Background: Alloimmunization can present a virtually insurmountable barrier to kidney transplantation. Past protocols to desensitize patients using plasmapheresis and cyclophosphamide have not been broadly applied because of the fear of complications, including high rates of immunologic failure.
Methods: Fifteen patients with a positive donor-recipient cross-match were desensitized with plasmapheresis to permit live donor (LD) transplantation under newer maintenance immunosuppressants. Pretransplant the patients received plasmapheresis three times weekly for a planned maximum of six treatments, plus intravenous hyperimmune globulin, tacrolimus, mycophenolate mofetil, and prednisone. Patients who were successfully desensitized and received transplants were given 10 days of OKT3 postoperatively.

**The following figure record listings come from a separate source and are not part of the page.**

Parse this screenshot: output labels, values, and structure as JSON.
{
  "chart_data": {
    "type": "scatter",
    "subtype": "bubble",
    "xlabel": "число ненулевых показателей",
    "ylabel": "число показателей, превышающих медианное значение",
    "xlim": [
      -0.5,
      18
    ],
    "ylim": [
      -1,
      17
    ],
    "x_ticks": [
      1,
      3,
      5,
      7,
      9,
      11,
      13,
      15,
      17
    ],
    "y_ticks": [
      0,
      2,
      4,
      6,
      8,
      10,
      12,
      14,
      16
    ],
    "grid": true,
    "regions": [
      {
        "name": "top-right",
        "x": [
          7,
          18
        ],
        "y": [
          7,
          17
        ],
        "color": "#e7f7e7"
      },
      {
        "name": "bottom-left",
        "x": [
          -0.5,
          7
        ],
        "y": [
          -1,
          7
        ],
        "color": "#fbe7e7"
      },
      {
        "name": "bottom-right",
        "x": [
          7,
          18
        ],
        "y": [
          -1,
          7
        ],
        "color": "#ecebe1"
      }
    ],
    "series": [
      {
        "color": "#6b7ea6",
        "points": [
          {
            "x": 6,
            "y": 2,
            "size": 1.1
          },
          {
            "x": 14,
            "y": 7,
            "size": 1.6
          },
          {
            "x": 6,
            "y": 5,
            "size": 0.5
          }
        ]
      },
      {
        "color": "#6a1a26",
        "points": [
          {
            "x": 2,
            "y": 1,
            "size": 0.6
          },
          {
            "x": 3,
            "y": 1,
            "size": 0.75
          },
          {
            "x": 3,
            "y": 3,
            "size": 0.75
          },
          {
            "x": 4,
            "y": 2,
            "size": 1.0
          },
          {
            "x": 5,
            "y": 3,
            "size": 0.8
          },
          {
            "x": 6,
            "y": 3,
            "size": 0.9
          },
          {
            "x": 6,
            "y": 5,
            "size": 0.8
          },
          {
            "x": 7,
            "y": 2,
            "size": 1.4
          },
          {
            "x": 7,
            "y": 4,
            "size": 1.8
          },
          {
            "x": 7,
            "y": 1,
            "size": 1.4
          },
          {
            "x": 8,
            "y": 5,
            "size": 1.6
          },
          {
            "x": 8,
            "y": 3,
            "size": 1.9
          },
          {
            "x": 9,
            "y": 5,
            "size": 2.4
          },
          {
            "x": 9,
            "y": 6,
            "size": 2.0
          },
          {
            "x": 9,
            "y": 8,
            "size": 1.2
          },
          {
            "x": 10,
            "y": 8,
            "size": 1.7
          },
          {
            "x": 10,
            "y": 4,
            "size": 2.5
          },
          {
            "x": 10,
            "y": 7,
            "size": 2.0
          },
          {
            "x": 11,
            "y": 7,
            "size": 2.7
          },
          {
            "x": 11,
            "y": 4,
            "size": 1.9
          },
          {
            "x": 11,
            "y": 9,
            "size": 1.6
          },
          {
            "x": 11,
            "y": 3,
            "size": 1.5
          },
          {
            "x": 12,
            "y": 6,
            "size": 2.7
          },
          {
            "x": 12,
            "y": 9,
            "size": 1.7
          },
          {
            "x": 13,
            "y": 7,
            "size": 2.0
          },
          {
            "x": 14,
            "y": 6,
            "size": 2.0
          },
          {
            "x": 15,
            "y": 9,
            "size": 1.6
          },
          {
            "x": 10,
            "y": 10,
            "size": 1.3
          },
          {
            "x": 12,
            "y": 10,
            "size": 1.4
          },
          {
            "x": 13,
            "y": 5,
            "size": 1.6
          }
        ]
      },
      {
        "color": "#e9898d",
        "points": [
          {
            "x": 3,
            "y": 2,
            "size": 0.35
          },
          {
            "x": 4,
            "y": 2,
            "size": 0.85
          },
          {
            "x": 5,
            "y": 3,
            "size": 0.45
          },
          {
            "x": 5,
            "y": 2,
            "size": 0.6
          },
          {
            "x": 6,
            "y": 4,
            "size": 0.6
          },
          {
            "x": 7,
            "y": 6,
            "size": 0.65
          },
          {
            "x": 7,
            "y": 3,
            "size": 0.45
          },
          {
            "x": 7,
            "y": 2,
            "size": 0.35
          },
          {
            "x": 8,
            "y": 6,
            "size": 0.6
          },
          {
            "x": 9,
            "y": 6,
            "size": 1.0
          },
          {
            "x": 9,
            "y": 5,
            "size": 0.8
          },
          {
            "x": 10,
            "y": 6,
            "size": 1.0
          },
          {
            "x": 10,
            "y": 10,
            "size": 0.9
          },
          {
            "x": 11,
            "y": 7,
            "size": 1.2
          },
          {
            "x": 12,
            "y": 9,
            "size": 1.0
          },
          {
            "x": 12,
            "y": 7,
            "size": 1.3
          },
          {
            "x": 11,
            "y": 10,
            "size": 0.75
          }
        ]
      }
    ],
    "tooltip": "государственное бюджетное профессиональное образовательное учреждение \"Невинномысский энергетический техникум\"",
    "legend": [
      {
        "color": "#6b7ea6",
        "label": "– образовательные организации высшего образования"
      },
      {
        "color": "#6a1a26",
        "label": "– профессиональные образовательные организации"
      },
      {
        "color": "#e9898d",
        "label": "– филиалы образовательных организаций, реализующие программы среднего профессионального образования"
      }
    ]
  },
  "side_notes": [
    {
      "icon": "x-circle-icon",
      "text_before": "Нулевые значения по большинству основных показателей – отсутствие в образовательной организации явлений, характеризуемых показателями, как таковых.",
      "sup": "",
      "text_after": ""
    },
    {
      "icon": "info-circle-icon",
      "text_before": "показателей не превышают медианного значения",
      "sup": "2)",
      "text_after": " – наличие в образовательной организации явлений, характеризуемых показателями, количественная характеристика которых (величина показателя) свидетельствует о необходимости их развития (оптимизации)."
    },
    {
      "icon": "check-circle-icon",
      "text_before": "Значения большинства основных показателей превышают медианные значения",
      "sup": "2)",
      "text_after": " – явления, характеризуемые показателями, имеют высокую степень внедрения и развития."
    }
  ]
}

Results: Eleven of the 15 patients became anti-human globulin cross-match-negative after one to five plasmapheresis treatments and underwent LD transplantation. Relatively low initial titers of donor-specific antibody were predictive of successful attainment of a negative cross-match. Few side effects and rejection episodes were observed. All transplant patients remain dialysis-free after 3-26 months of follow-up.
Conclusion: A positive cross-match is not necessarily a contraindication to LD transplantation, especially for patients with low donor-specific alloantibody titers.